Now I see what I can do to live in peace, direction and serenity.
I see more clearly God’s love for me and I strive to place “the affections of my heart” on God…first.
I see that happiness is an “inside job.”
As I have learned to surrender the things I cannot change and hold boundaries that express love for God, myself and others, I begin to see the program work in my life.
Now in my attempt to be honest and true to myself, I make my own Valentine’s Card for my husband. I can with honesty list the good qualities that he has, (many of the reasons that I married him). I appreciate his generous and gentle nature. He is a hard worker and can figure anything out. He plays guitar and sings beautifully. And in recovery he is a courageous and strong man with a warrior heart.
Is he perfect? No.
Am I? Not by a long shot!
Are we still working on our relationship? Yes. And we hope to continue to strive for many years to come.
So back to Valentine’s Day. I will see the good but not pretend. Expectations are good but I will not have expectations that someone has to fulfill to make me happy. Something I have learned is that expectations become a problem for me when I think my expectations are my husband’s and I expect my husband to fulfill my expectations.
On this Valentine’s Day I will love God first, then I will look for the good and be the good in someone else’s life.
May you find peace and love in this day.
What a great article!! This is just what I needed going into tomorrow. Thanks Rhyll!!!
Thank you for all you share with us. And for staying on this path to give the rest of us HOPE. Love you and all the Experience Strength and Hope you have give me.
I totally second Bonnie! Thank you so much for your hope, strength and experience!!
Loving God first has giving me immense dividends!!
I love you and appreciate all the recovery work you do!!
The bit about expectation really resonates with me because while I understand that expectations can get me in trouble, I feel strongly that they still have a solid place in my recovery and progress. Expectations that someone else has to fulfill aren’t healthy. YES. Thanks for that!

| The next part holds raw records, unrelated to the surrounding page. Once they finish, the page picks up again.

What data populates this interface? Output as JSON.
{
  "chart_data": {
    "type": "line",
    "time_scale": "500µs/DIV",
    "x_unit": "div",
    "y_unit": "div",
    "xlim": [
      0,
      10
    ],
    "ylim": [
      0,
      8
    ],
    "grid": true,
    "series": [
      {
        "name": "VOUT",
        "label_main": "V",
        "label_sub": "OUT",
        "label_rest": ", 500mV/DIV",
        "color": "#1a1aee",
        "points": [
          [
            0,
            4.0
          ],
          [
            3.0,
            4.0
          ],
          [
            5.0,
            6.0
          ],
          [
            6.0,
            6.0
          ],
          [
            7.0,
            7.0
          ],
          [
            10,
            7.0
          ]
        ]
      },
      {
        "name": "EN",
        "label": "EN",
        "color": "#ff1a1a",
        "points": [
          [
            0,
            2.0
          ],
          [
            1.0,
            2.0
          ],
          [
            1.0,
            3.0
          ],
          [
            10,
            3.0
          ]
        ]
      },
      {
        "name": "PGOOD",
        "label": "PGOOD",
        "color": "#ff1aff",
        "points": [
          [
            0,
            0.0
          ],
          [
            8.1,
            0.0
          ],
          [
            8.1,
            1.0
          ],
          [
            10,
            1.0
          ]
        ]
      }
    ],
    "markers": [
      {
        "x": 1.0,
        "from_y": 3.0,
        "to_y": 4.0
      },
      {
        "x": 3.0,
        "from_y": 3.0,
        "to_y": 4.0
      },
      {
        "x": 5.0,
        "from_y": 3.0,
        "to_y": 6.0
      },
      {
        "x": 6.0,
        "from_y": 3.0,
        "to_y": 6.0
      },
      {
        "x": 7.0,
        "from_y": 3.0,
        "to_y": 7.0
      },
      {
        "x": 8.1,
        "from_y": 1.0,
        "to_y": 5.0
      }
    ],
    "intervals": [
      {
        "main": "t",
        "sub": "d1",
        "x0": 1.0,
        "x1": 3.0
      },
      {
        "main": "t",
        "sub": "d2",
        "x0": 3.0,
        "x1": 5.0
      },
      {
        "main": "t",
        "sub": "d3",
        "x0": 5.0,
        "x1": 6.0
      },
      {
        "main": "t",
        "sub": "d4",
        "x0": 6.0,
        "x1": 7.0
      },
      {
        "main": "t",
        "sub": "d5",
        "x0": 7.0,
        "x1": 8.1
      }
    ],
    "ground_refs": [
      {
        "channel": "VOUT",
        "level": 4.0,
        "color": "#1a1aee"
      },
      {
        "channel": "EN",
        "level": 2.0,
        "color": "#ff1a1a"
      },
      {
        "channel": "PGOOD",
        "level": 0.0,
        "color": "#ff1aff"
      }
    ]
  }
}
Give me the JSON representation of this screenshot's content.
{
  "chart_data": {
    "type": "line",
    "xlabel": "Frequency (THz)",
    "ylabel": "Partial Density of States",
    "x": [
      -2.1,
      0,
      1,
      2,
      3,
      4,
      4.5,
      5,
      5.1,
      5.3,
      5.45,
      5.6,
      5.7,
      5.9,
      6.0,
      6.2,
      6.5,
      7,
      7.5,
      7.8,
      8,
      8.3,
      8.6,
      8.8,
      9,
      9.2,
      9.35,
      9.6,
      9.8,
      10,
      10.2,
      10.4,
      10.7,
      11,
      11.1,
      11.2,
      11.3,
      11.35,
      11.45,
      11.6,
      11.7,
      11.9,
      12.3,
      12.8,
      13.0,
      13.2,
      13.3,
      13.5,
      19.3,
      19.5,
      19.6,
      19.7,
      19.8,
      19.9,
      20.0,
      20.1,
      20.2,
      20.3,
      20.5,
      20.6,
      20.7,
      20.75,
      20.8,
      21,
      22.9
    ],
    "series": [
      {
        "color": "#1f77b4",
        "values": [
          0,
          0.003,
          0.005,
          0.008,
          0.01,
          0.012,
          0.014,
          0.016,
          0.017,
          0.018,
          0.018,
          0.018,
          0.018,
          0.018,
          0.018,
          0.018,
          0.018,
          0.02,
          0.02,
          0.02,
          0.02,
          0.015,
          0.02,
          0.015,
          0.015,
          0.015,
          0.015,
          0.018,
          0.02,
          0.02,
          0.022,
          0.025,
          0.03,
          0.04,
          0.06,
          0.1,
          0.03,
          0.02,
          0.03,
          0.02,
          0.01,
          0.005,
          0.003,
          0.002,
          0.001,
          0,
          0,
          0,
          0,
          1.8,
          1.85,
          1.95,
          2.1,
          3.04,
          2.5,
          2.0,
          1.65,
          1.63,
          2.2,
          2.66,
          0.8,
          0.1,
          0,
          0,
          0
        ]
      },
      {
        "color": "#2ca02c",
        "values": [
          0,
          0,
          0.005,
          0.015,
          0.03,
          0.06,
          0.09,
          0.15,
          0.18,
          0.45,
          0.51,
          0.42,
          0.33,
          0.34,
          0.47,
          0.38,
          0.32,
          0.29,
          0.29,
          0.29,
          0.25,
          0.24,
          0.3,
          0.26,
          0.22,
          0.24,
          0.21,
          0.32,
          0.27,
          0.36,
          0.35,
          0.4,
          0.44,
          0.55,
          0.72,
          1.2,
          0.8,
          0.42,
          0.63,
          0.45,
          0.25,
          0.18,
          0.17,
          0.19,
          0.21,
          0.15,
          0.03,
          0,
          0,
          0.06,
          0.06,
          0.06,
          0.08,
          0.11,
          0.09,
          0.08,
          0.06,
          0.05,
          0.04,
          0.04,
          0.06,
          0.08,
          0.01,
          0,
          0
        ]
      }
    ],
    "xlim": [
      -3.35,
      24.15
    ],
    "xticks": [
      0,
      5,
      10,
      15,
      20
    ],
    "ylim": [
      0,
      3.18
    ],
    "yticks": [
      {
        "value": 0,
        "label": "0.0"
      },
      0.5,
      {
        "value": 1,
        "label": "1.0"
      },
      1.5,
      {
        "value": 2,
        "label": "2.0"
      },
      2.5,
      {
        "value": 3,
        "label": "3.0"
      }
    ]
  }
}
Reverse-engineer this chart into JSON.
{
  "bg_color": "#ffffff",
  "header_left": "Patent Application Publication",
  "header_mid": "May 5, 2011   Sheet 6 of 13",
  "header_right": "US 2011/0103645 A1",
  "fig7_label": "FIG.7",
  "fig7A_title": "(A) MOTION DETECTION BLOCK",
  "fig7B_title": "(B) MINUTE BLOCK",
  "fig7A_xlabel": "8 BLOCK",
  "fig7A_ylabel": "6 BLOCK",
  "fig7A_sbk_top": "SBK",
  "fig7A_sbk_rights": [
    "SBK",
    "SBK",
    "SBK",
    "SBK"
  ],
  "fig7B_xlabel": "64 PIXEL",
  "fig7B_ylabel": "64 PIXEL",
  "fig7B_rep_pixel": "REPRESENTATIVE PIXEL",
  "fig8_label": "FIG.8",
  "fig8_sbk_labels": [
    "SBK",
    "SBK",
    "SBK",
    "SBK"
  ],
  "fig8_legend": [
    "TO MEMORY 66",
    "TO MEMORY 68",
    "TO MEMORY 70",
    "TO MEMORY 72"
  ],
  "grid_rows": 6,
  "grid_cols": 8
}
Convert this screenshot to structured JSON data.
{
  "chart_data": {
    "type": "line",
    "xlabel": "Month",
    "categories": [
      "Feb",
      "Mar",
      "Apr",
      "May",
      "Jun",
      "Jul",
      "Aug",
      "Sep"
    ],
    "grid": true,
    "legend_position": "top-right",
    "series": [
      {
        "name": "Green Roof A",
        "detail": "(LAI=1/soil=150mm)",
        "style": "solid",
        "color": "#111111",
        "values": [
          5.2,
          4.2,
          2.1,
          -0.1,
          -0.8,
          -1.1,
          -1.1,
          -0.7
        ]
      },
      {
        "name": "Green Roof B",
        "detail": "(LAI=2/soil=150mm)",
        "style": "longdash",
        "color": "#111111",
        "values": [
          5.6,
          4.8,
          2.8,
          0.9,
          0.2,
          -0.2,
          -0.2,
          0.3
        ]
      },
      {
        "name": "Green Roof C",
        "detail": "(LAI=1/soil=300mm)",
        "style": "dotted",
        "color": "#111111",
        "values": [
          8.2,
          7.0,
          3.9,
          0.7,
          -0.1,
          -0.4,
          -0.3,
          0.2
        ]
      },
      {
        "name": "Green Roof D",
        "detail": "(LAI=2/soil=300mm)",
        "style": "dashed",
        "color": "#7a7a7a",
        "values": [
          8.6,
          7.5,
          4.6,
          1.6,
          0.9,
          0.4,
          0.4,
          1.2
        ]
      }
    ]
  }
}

I have been meaning to comment on this post all week. Even the very night after I read this post, I was presented with a triggering situation. Thanks to what I read here, I was reminded of my own responsibility to work my program and consciously choose to put GOD at my center instead of other people’s opinions and expectations. I could tangibly feel the anxiety and fear release from my muscles as I took some space, took some breaths, and put God back at my center. Once He was firmly back in place, I felt peace and safety. Thank you for reminding me again that serenity is always MY choice to make, regardless of others’ behavior.
YES! “And she lived happily one day at a time!” Amen!